Brendan Lynch

Personal information
- Native name: Breandán Ó Loingsigh (Irish)
- Born: 1949 (age 76–77) Beaufort, County Kerry
- Height: 5 ft 10 in (178 cm)

Sport
- Sport: Gaelic football
- Position: Right wing-forward

Club
- Years: Club
- 1960s-1980s: Beaufort

Club titles
- Kerry titles: 1

Inter-county
- Years: County / Apps (scores)
- 1968-1976: Kerry / 32 (3-87)

Inter-county titles
- Munster titles: 6
- All-Irelands: 3
- NFL: 4
- All Stars: 0

= Brendan Lynch (Kerry Gaelic footballer) =

Irish Gaelic footballer and hurler

Brendan Lynch (born 1949 in Beaufort, County Kerry) is an Irish former sportsperson. He played Gaelic football with his local club Beaufort and was a member of the Kerry senior inter-county team from 1968 until 1976.

==Underage==

He first played with Kerry at minor level as a 16 year old lining out in goal. He won a Munster Minor Football Championship medal after a 3-11 to 1-05 win over Cork in the final. Kerry later qualified for the All-Ireland final where they faced Derry. The title went North as Lynch and co lost out on a 2-08 to 2-04 scoreline. For the following two years Brendan had moved outfield to his customary half-forward berth, but the Kingdom were beaten narrowly by the Rebels in both Munster finals of 1966 and 1967.

He joined the county Under-21 team while still a minor in 1967. He won a Munster Under-21 Football Championship after a win over Clare in the final. Kerry qualified for the All-Ireland final where they faced Mayo. Kerry were beaten in the All-Ireland final after replay. He picked up a second Munster Under-21 Football Championship after another win over Clare in the final.

==Junior==

In 1967 Lynch was also part of the Kerry Junior team. He won a Munster Junior Football Championship after a win over Cork. He later won a All-Ireland Junior Football Championship after a win over London in the final.

==Senior==

Lynch joined the Kerry senior during the 1967–68 National Football League playing in final game against Mayo.

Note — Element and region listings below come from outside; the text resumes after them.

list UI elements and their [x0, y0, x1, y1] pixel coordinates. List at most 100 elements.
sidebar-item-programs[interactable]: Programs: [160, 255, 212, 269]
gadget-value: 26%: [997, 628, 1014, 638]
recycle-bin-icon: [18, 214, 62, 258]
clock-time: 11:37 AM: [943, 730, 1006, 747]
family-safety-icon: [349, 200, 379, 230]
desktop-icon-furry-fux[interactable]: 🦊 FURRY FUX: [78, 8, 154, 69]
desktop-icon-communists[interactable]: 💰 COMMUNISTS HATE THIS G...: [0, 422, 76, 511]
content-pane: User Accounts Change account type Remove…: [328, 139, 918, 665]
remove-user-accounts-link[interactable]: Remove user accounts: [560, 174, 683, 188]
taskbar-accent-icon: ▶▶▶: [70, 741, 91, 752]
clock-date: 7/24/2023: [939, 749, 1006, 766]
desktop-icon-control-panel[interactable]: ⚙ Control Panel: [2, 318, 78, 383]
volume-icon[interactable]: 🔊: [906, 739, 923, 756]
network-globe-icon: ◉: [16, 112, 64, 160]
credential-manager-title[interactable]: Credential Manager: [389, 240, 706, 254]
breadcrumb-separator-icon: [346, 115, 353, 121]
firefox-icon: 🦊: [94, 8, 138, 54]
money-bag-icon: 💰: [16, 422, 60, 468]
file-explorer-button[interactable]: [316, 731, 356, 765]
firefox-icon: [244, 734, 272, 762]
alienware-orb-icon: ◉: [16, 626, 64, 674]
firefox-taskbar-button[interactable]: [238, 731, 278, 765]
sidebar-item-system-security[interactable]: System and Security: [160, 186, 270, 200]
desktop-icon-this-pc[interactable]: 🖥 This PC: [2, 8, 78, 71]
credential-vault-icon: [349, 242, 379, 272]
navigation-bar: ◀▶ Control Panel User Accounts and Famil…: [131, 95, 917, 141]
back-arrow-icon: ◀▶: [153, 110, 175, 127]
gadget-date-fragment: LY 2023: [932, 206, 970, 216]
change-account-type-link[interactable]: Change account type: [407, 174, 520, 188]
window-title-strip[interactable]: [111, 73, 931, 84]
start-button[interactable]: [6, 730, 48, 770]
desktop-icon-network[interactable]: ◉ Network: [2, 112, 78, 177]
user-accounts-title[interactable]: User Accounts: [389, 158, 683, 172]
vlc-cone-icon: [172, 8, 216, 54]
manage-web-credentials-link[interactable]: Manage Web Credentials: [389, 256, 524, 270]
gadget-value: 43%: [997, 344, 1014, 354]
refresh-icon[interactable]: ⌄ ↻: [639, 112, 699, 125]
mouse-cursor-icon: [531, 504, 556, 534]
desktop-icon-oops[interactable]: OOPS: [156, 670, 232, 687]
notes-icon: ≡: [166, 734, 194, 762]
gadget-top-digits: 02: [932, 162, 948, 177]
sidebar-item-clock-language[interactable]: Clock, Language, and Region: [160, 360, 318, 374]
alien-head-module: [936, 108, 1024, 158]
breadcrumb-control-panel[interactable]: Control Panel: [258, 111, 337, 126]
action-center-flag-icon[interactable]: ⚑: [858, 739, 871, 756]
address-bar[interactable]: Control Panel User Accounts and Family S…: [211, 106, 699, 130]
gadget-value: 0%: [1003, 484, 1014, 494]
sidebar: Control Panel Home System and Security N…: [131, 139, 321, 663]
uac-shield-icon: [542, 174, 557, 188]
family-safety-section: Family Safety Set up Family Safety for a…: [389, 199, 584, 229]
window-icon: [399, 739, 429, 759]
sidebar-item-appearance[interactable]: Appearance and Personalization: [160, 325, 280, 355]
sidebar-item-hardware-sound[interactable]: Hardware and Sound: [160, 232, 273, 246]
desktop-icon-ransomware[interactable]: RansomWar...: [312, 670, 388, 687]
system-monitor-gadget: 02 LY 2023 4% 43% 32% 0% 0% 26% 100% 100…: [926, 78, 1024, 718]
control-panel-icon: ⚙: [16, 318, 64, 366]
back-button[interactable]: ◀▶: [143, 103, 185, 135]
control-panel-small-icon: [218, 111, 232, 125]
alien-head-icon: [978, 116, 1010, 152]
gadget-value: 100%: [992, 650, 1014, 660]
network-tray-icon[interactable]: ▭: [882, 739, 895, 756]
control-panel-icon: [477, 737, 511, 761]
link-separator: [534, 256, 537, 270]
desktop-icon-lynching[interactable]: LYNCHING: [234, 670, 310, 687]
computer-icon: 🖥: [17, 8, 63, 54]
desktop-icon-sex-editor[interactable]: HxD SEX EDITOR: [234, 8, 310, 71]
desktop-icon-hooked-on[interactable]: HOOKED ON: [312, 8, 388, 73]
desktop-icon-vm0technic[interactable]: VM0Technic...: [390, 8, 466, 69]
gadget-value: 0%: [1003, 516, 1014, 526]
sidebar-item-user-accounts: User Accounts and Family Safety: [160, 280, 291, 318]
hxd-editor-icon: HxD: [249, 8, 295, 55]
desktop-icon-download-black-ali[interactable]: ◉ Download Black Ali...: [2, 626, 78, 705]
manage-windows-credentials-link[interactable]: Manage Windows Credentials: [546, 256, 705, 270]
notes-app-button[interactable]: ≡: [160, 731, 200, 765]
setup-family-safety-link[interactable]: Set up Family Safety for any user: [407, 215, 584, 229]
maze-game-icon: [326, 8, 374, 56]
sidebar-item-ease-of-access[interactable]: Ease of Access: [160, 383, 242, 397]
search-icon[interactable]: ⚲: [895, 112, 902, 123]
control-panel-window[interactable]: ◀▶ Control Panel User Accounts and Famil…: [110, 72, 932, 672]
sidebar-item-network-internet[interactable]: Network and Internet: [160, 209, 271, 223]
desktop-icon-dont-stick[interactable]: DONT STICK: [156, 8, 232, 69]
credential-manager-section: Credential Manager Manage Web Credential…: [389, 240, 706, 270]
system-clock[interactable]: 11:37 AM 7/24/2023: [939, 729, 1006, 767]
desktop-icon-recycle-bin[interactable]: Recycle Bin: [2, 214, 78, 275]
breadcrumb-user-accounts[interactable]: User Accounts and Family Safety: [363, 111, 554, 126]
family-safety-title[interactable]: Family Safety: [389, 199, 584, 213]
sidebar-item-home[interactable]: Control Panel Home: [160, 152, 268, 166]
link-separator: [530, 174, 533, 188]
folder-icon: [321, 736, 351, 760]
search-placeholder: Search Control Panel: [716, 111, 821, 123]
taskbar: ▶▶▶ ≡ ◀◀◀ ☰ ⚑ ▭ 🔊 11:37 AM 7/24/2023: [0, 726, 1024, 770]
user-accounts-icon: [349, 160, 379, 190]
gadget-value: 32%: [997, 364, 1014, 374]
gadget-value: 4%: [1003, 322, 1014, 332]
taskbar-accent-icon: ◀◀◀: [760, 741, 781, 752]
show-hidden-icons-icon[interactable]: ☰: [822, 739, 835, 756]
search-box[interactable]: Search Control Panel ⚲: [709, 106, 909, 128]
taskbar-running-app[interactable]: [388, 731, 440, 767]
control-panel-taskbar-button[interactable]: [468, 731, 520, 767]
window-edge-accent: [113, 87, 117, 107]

He later joined the senior making his Munster championship debut against Tipperary scoring two points in a 0-17 to 2-07 win. This set up a Munster final in Killarney. Despite being his first senior final the big day didn't get to him as he hit four points in a 1-21 to 3-08 win. His free scoring continued with another four points in a 2-13 to 2-11 All-Ireland semi-final win over Longford. This set up an All-Ireland final with Down. Despite 1-02 from Lynch The Kingdom fell short on a 2-12 to 1-13 scoreline.

He played in all of Kerry's 1968–69 National Football League including the final win, where he scored 1-03, after a replay against New York.

Come championship he scored three points in a 1-18 to 2-07 win over Waterford. In the Munster final Kerry powered to another title on a 0-16 to 1-04 scoreline, with two points from Lynch. After two big wins in Munster the All-Ireland semi-final with Mayo was much closer. Lunch helped himself to two point in a 0-14 to 1-10 win. Lynch lined out in his second All-Ireland final in a row where they faced Offaly. It was another close game and a point from Lynch helped his side to a 0-10 to 0-07 win and an All-Ireland medal of Lynch.

Lynch was in good form during the 1970 Munster championship. He scored six points in a 2-19 to 2-05 semi-final win over Limerick. Another Munster final with Cork was up next. He scored four points in a big 2-22 to 2-09 win and a third Munster title. Kerry powered past Derry, with four points from Lynch, in the All-Ireland semi-final. In the All-Ireland final Kerry faced Meath and Lynch was again in top form. He scored six points in a 2-19 to 0-18 win in the first final to be played over the course of 80 minutes.

Kerry were back in the final of 1970–71 National Football League. They faced Mayo in the final where three points from Lynch seen him pick up his second League medal in three seasons.

Things looked good as four points from Lynch see Kerry overcome Waterford in the Munster semi-final. Kerry faced Cork in the final once more and looked set for another title. It wasn't to be as The Kingdom crash out of the championship on a 0-25 to 0-14.

For the second season in a row Kerry faced Mayo in the National Football League. A 2-11 to 2-09 win seen Lynch win his third League medal in four seasons.

In the drawn All-Ireland final of 1972 he gave possibly his best ever performance scoring 1-7 as Kerry drew with Offaly, before losing out in the replay.

At the age of 25, he was the oldest player on the famous 1975 All-Ireland winning team.